Ида покачала головой.
— Нам самим не хватает, мы три рта не прокормим.
Помедлив, Мелисанда вытащила из кошеля пару монет и положила на стол.
— Я собрала немного денег. Заплачу вам за жилье. Поверьте, я привыкла к тяжелой работе, хотя по мне, может быть, этого и не видно. Кроме того, я разбираюсь в целительстве. Прошу вас, не отсылайте меня прочь!
***
Город Урах раскинулся у подножия горы. Ливень прекратился, но еще моросило. Мимо величественных городских стен нес на север свои воды Эрмс, вспенившийся от дождя.
Скрытый низко нависшими тучами, над городом возвышался замок Хоэнурах. Замок, город, река — все это казалось ненастоящим, как старый гобелен с поблекшим от времени рисунком.
Дитрих встряхнулся. Он продрог, одежда вымокла, холод подбирался все ближе. Лису хотелось спуститься в долину, устроиться поудобнее в какой-нибудь таверне, развеяться за кувшином вина, позабавиться с прелестницей-служанкой.

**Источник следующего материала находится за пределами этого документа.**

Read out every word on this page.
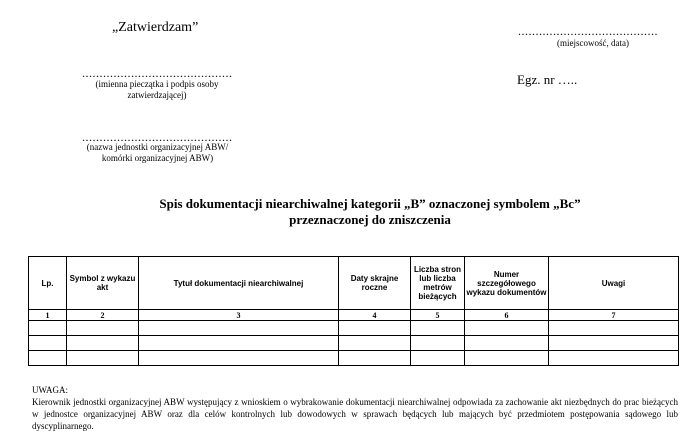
„Zatwierdzam”	........................................
(miejscowość, data)
...........................................
(imienna pieczątka i podpis osoby zatwierdzającej)
Egz. nr …..
...........................................
(nazwa jednostki organizacyjnej ABW/ komórki organizacyjnej ABW)
Spis dokumentacji niearchiwalnej kategorii „B” oznaczonej symbolem „Bc”
przeznaczonej do zniszczenia
Lp.	Symbol z wykazu akt	Tytuł dokumentacji niearchiwalnej	Daty skrajne roczne	Liczba stron lub liczba metrów bieżących	Numer szczegółowego wykazu dokumentów	Uwagi
1	2	3	4	5	6	7

UWAGA:
Kierownik jednostki organizacyjnej ABW występujący z wnioskiem o wybrakowanie dokumentacji niearchiwalnej odpowiada za zachowanie akt niezbędnych do prac bieżących w jednostce organizacyjnej ABW oraz dla celów kontrolnych lub dowodowych w sprawach będących lub mających być przedmiotem postępowania sądowego lub dyscyplinarnego.
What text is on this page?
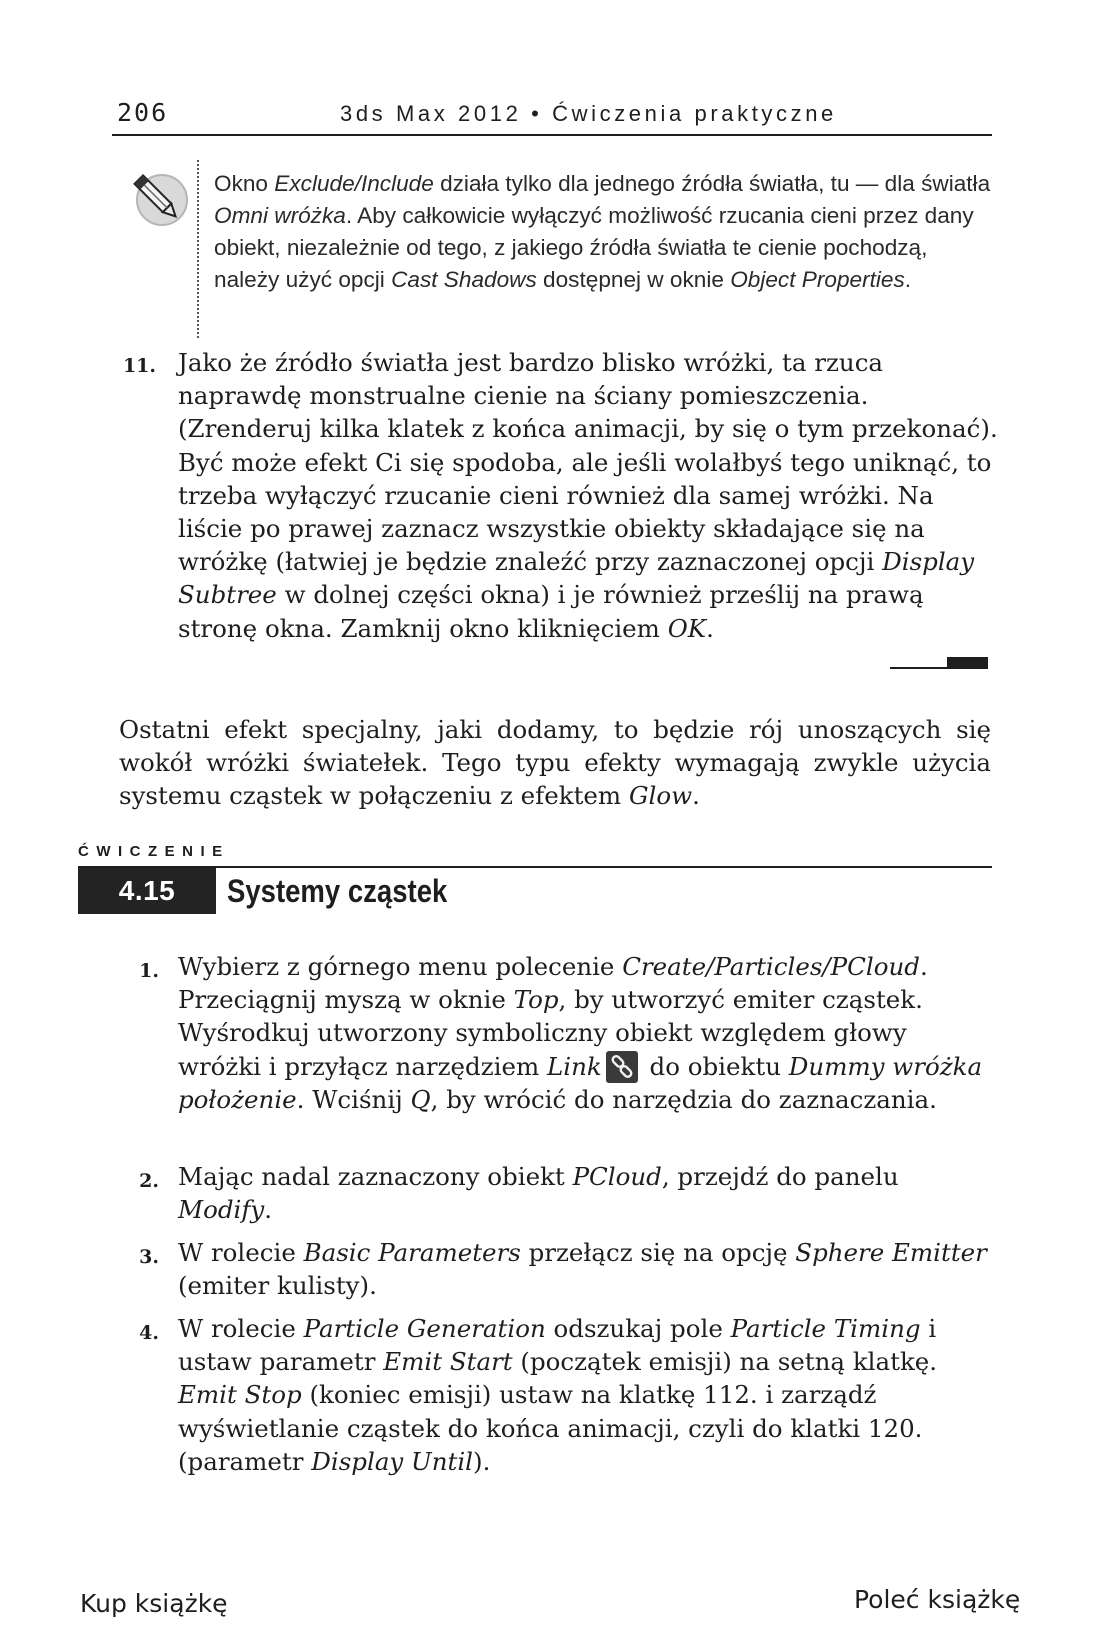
206	3ds Max 2012 • Ćwiczenia praktyczne
Okno Exclude/Include działa tylko dla jednego źródła światła, tu — dla światła Omni wróżka. Aby całkowicie wyłączyć możliwość rzucania cieni przez dany obiekt, niezależnie od tego, z jakiego źródła światła te cienie pochodzą, należy użyć opcji Cast Shadows dostępnej w oknie Object Properties.
11. Jako że źródło światła jest bardzo blisko wróżki, ta rzuca naprawdę monstrualne cienie na ściany pomieszczenia. (Zrenderuj kilka klatek z końca animacji, by się o tym przekonać). Być może efekt Ci się spodoba, ale jeśli wolałbyś tego uniknąć, to trzeba wyłączyć rzucanie cieni również dla samej wróżki. Na liście po prawej zaznacz wszystkie obiekty składające się na wróżkę (łatwiej je będzie znaleźć przy zaznaczonej opcji Display Subtree w dolnej części okna) i je również prześlij na prawą stronę okna. Zamknij okno kliknięciem OK.
Ostatni efekt specjalny, jaki dodamy, to będzie rój unoszących się wokół wróżki światełek. Tego typu efekty wymagają zwykle użycia systemu cząstek w połączeniu z efektem Glow.
ĆWICZENIE
4.15	Systemy cząstek
1. Wybierz z górnego menu polecenie Create/Particles/PCloud. Przeciągnij myszą w oknie Top, by utworzyć emiter cząstek. Wyśrodkuj utworzony symboliczny obiekt względem głowy wróżki i przyłącz narzędziem Link do obiektu Dummy wróżka położenie. Wciśnij Q, by wrócić do narzędzia do zaznaczania.
2. Mając nadal zaznaczony obiekt PCloud, przejdź do panelu Modify.
3. W rolecie Basic Parameters przełącz się na opcję Sphere Emitter (emiter kulisty).
4. W rolecie Particle Generation odszukaj pole Particle Timing i ustaw parametr Emit Start (początek emisji) na setną klatkę. Emit Stop (koniec emisji) ustaw na klatkę 112. i zarządź wyświetlanie cząstek do końca animacji, czyli do klatki 120. (parametr Display Until).
Kup książkę	Poleć książkę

Он раздраженно сплюнул на землю. Проклятый дождь размыл следы палача по ту сторону заброшенного хутора. Когда Дитрих проснулся утром, уже лило как из ведра. Несмотря на это, он тщательно обыскал окрестности. Вскоре он понял, что на заброшенном хуторе живут старики — пожилая супружеская пара. Вначале Лис подумал, не перерезать ли им горло, чтобы они невзначай не выдали его преследователям, но потом решил, что такая резня привлечет слишком много внимания. В конце концов, старики не видели его лица, а воришек в округе хватает. А вот лицо Лиса они ни с каким другим не спутали бы. Дитрих невольно провел кончиками пальцев по страшному шраму, тянувшемуся через все лицо.